Корсак, которому это адресовалось, то и дело оглядывался туда, где должна была появиться Света с Ленькой. Оглядывался он и когда они вышли на улицу.

У подъезда стоял видавший виды черный «Мерседес», ветровое стекло его украшали два отверстия. На руле грудью лежал водитель и подавать признаки жизни категорически отказывался.

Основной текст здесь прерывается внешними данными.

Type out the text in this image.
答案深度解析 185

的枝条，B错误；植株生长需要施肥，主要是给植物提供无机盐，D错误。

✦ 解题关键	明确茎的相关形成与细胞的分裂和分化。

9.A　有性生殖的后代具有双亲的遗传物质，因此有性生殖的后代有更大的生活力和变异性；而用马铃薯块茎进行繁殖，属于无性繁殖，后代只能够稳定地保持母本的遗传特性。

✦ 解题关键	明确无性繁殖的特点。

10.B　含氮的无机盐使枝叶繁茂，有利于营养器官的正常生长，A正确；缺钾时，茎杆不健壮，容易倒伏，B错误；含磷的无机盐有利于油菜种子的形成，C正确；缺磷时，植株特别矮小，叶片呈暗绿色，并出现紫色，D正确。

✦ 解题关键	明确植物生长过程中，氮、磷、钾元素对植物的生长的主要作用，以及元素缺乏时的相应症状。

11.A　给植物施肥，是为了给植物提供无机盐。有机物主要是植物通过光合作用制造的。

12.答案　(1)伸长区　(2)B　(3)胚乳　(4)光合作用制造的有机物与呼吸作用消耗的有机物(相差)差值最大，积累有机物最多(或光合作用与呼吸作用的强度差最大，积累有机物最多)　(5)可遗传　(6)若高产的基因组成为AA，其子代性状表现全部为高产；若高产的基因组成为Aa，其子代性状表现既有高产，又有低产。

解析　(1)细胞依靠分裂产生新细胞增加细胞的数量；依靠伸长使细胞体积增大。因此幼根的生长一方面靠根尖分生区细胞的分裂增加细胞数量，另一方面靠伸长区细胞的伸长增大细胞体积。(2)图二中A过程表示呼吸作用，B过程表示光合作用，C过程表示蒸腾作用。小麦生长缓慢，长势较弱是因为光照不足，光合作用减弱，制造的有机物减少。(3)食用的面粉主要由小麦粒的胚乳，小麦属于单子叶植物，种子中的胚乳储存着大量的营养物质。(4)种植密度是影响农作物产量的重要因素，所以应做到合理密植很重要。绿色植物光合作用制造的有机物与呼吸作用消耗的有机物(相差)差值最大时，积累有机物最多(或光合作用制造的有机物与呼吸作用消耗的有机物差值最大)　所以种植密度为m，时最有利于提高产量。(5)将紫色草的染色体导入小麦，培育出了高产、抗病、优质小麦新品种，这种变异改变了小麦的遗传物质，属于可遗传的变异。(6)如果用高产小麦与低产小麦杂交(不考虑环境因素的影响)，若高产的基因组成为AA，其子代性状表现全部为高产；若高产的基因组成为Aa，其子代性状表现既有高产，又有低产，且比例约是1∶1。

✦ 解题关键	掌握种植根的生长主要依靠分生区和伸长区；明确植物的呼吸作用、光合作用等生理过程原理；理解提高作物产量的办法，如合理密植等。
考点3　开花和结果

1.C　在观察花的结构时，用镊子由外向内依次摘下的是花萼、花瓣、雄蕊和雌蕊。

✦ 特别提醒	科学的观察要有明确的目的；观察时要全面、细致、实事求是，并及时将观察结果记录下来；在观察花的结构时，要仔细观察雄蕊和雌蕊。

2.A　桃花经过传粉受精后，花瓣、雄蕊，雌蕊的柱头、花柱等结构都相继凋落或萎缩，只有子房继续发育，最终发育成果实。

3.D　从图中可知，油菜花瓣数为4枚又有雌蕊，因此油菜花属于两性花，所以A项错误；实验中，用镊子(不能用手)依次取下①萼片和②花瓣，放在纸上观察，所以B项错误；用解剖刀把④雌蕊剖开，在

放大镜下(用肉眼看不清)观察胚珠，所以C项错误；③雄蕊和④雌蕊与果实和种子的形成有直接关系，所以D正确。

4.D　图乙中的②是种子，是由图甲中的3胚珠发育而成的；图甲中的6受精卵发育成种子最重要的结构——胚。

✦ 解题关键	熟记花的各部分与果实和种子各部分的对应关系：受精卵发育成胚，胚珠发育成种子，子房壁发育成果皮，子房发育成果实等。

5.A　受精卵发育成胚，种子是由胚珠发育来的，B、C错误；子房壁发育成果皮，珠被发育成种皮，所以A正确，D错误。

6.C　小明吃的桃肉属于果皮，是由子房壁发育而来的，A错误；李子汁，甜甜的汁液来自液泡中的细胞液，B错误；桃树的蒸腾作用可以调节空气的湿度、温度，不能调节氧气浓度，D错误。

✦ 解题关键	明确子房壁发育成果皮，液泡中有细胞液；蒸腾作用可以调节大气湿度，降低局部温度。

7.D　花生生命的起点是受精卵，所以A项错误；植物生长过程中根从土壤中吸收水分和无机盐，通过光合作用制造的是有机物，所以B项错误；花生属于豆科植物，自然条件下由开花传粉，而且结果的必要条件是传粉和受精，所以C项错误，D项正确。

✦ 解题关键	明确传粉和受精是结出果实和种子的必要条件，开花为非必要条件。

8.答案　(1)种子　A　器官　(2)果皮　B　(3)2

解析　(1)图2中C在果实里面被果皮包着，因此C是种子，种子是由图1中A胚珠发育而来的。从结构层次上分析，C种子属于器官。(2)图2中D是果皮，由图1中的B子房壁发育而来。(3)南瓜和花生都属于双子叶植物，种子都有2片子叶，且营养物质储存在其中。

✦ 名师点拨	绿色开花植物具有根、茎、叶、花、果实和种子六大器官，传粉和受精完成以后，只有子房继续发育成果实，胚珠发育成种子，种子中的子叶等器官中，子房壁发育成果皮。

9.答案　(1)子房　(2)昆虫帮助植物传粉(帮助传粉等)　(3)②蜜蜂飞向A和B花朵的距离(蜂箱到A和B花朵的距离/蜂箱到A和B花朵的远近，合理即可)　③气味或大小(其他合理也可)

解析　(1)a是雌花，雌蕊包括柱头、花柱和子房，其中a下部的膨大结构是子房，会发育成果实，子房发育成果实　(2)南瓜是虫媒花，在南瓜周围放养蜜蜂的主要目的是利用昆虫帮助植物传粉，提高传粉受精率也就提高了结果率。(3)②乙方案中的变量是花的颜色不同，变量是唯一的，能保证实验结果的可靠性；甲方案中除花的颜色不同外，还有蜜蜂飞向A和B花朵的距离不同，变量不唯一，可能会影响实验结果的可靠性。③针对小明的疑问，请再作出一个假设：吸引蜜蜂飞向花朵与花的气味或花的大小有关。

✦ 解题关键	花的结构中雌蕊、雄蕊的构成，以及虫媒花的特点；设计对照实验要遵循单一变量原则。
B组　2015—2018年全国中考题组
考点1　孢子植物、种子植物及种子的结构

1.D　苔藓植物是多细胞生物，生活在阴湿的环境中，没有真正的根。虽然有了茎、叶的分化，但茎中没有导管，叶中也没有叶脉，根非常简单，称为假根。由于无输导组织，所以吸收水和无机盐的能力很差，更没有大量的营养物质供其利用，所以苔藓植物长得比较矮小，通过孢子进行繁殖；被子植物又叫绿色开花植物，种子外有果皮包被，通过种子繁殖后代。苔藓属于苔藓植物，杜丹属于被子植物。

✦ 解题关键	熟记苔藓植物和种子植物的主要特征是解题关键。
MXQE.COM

– Сюда, за угол! – скомандовал тот, кто сумел сберечь глаза. – Видишь, две машины? Одна для тебя, вторая для бабы и ребенка. И не зли ты меня, ради бога, парень…

Усевшись на заднее сиденье, Корсак снова посмотрел на окна своей комнаты. Там было темно.

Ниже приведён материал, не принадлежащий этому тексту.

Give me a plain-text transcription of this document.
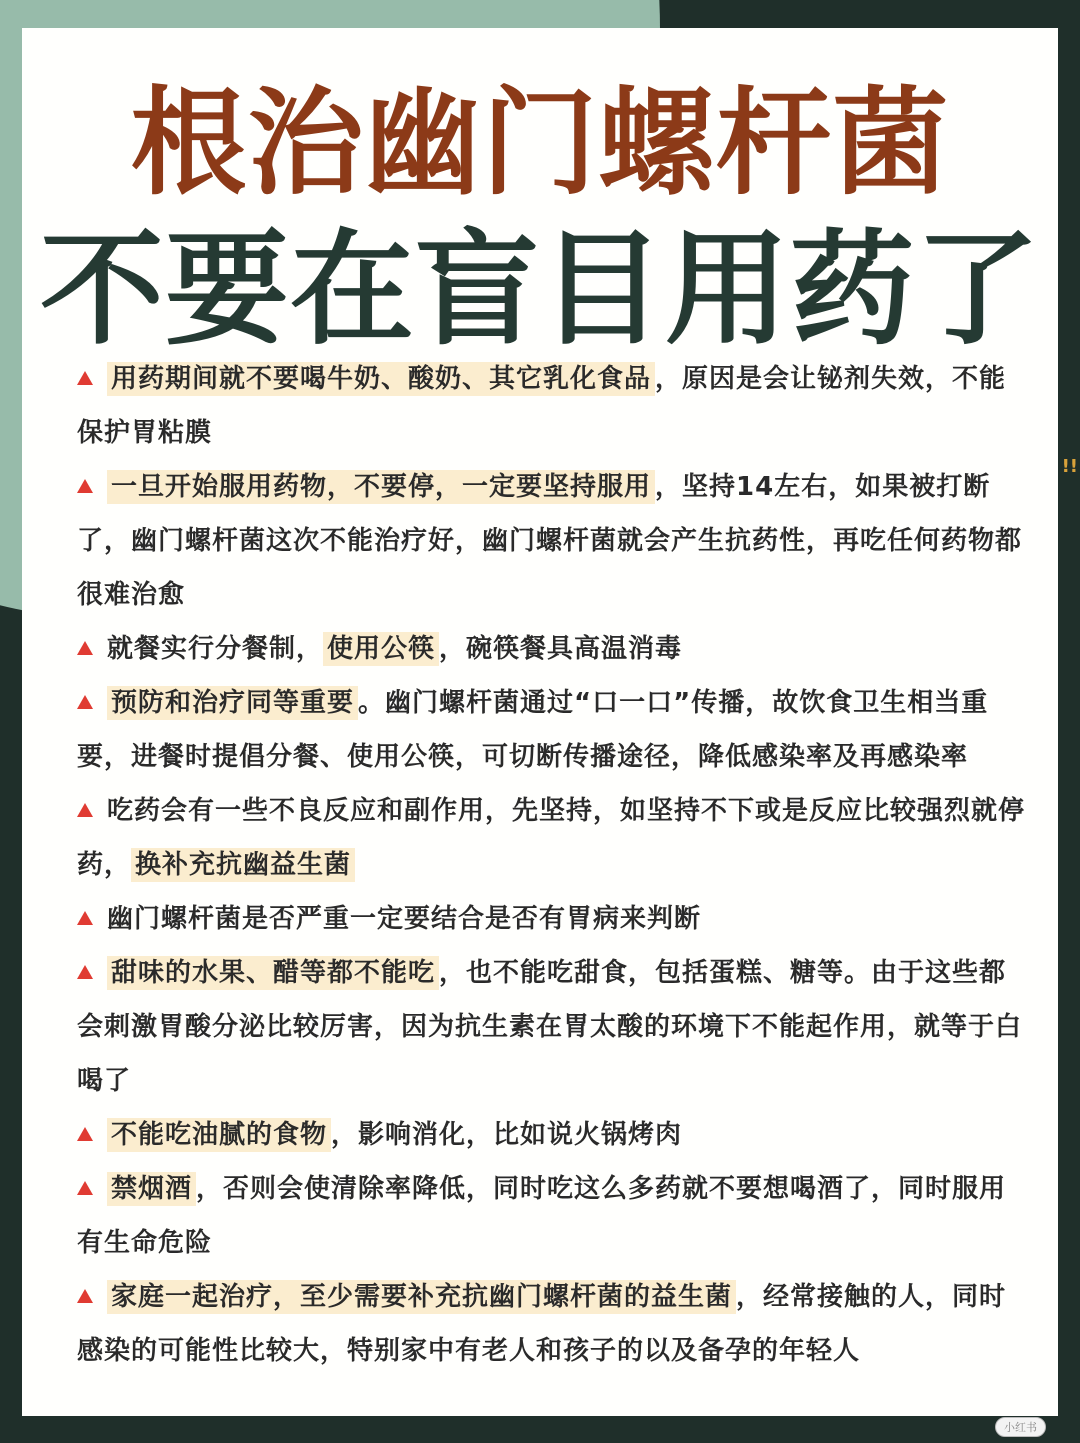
!!
根治幽门螺杆菌
不要在盲目用药了

用药期间就不要喝牛奶、酸奶、其它乳化食品 ，原因是会让铋剂失效，不能保护胃粘膜

一旦开始服用药物，不要停，一定要坚持服用 ，坚持14左右，如果被打断了，幽门螺杆菌这次不能治疗好，幽门螺杆菌就会产生抗药性，再吃任何药物都很难治愈

就餐实行分餐制， 使用公筷 ，碗筷餐具高温消毒

预防和治疗同等重要 。幽门螺杆菌通过“口一口”传播，故饮食卫生相当重要，进餐时提倡分餐、使用公筷，可切断传播途径，降低感染率及再感染率

吃药会有一些不良反应和副作用，先坚持，如坚持不下或是反应比较强烈就停药， 换补充抗幽益生菌

幽门螺杆菌是否严重一定要结合是否有胃病来判断

甜味的水果、醋等都不能吃 ，也不能吃甜食，包括蛋糕、糖等。由于这些都会刺激胃酸分泌比较厉害，因为抗生素在胃太酸的环境下不能起作用，就等于白喝了

不能吃油腻的食物 ，影响消化，比如说火锅烤肉

禁烟酒 ，否则会使清除率降低，同时吃这么多药就不要想喝酒了，同时服用有生命危险

家庭一起治疗，至少需要补充抗幽门螺杆菌的益生菌 ，经常接触的人，同时感染的可能性比较大，特别家中有老人和孩子的以及备孕的年轻人

小红书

«Могли бы убить меня, да не убили, – подумал Слава. – Так зачем же им Свету убивать с Ленькой? Глупо. Так же глупо, как приехать брать человека и выйти на площадку покурить, пока женщина одевается».

– Не-ет, – мотал головой старшой из невесть откуда появившейся «группы захвата». – Эта работа не для меня, увольте, пан Тадеуш… Вот прийти, прирезать четверых чекистов, пятого, гада, – он покосился на Корсака, – жену его и ребенка ихнего – это пожалуйста. Две минуты – и никаких недоразумений. А так что получается?.. Крол погиб смертью храбрых. У Самосада пасть как у клоуна из шапито… Съездили на боевое задание, называется, спасли беззащитного инвалида с жинкой и дитем…

– Куда мы едем? – не опускаясь до извинений, поинтересовался Корсак. – Только не надо со мной в шпионов играть. Мол, сейчас доедем до Мойки, там тебе глаза завяжем…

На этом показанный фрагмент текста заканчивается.